Approach for developing software that will need to be ported to multiple mobile platforms in the future
- by Jonathan Henson
I am currently doing the preliminary design for a new product my company will be pushing out soon. We will start on Android, but then we will need to quickly develop the IPhone, IPad.... and then the Windows 8 ports of the application.
Basically the only code that wouldn't be reusable is the view specific code and the multimedia functions. This will be an SIP client (of course the user of the app will not know this) with several bells and whistles for our own business specific purposes.
My initial thought is to develop all of the engine in C and provide a nice API for the C library since JAVA and .NET will allow native invoking, and I should just be able to directly link to the C lib in objective-C.

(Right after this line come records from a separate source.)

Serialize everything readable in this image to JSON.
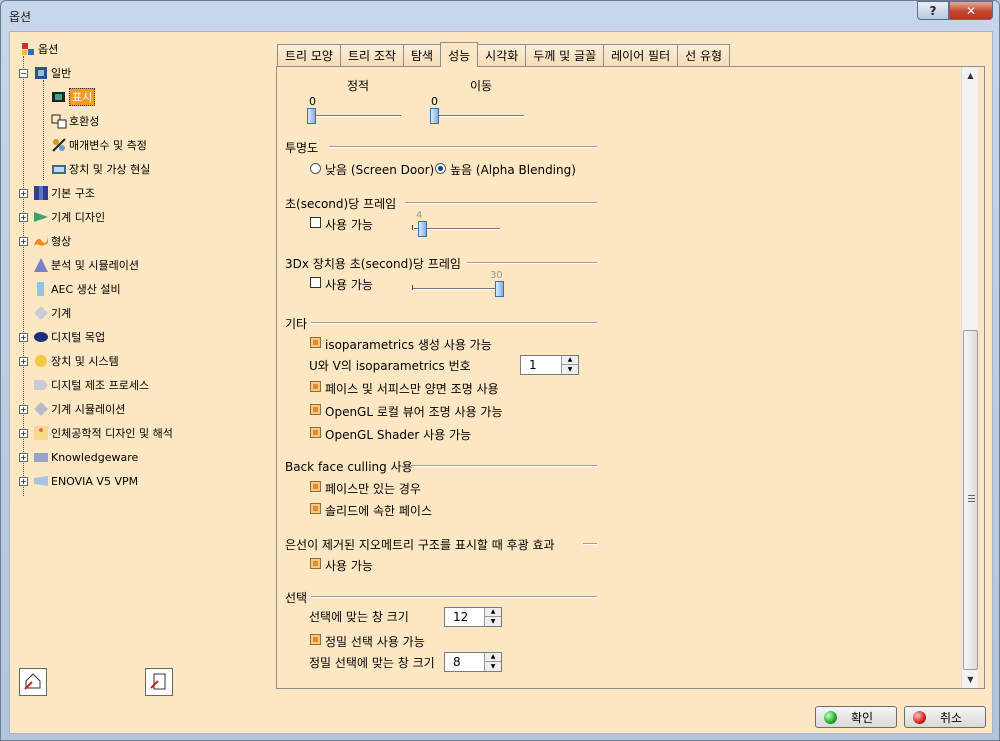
{
  "window": {
    "title": "옵션",
    "help_label": "?",
    "close_label": "✕"
  },
  "tree": {
    "root": "옵션",
    "items": [
      {
        "label": "일반"
      },
      {
        "label": "표시"
      },
      {
        "label": "호환성"
      },
      {
        "label": "매개변수 및 측정"
      },
      {
        "label": "장치 및 가상 현실"
      },
      {
        "label": "기본 구조"
      },
      {
        "label": "기계 디자인"
      },
      {
        "label": "형상"
      },
      {
        "label": "분석 및 시뮬레이션"
      },
      {
        "label": "AEC 생산 설비"
      },
      {
        "label": "기계"
      },
      {
        "label": "디지털 목업"
      },
      {
        "label": "장치 및 시스템"
      },
      {
        "label": "디지털 제조 프로세스"
      },
      {
        "label": "기계 시뮬레이션"
      },
      {
        "label": "인체공학적 디자인 및 해석"
      },
      {
        "label": "Knowledgeware"
      },
      {
        "label": "ENOVIA V5 VPM"
      }
    ]
  },
  "tabs": [
    {
      "label": "트리 모양"
    },
    {
      "label": "트리 조작"
    },
    {
      "label": "탐색"
    },
    {
      "label": "성능"
    },
    {
      "label": "시각화"
    },
    {
      "label": "두께 및 글꼴"
    },
    {
      "label": "레이어 필터"
    },
    {
      "label": "선 유형"
    }
  ],
  "performance": {
    "lod": {
      "static_label": "정적",
      "static_value": "0",
      "static_fraction": 0.0,
      "moving_label": "이동",
      "moving_value": "0",
      "moving_fraction": 0.0
    },
    "transparency": {
      "title": "투명도",
      "low_label": "낮음 (Screen Door)",
      "high_label": "높음 (Alpha Blending)",
      "selected": "high"
    },
    "fps": {
      "title": "초(second)당 프레임",
      "enable_label": "사용 가능",
      "enabled": false,
      "value": "4",
      "fraction": 0.04
    },
    "fps3dx": {
      "title": "3Dx 장치용 초(second)당 프레임",
      "enable_label": "사용 가능",
      "enabled": false,
      "value": "30",
      "fraction": 1.0
    },
    "other": {
      "title": "기타",
      "iso_enable_label": "isoparametrics 생성 사용 가능",
      "iso_enabled": true,
      "iso_count_label": "U와 V의 isoparametrics 번호",
      "iso_count": "1",
      "face_lighting_label": "페이스 및 서피스만 양면 조명 사용",
      "face_lighting": true,
      "opengl_local_label": "OpenGL 로컬 뷰어 조명 사용 가능",
      "opengl_local": true,
      "opengl_shader_label": "OpenGL Shader 사용 가능",
      "opengl_shader": true
    },
    "culling": {
      "title": "Back face culling 사용",
      "faces_only_label": "페이스만 있는 경우",
      "faces_only": true,
      "solid_faces_label": "솔리드에 속한 페이스",
      "solid_faces": true
    },
    "halo": {
      "title": "은선이 제거된 지오메트리 구조를 표시할 때 후광 효과",
      "enable_label": "사용 가능",
      "enabled": true
    },
    "selection": {
      "title": "선택",
      "window_size_label": "선택에 맞는 창 크기",
      "window_size": "12",
      "precise_label": "정밀 선택 사용 가능",
      "precise": true,
      "precise_size_label": "정밀 선택에 맞는 창 크기",
      "precise_size": "8"
    }
  },
  "buttons": {
    "ok": "확인",
    "cancel": "취소"
  },
  "colors": {
    "panel_bg": "#fde6c2",
    "selected_tree": "#f39c27",
    "check_fill": "#e48a2e"
  }
}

Is there a better approach for vast code reuse which also remains close to the native platform? I.e. I don't want dependencies such as Mono-droid and the like or complicated interpreter/translator schemes.
I don't mind re-coding the view(s) for each platform, but I do not want to have multiple versions of the main engine. Also, if I want to have some good abstraction mechanisms (like I would in say, C++) is this possible? I have read that C++ is not allowed for the IPad and Iphone devices.
I would love to handle the media decoding in the C library, but I assume that this will be platform dependent so that probably will not be an option either. Any ideas here?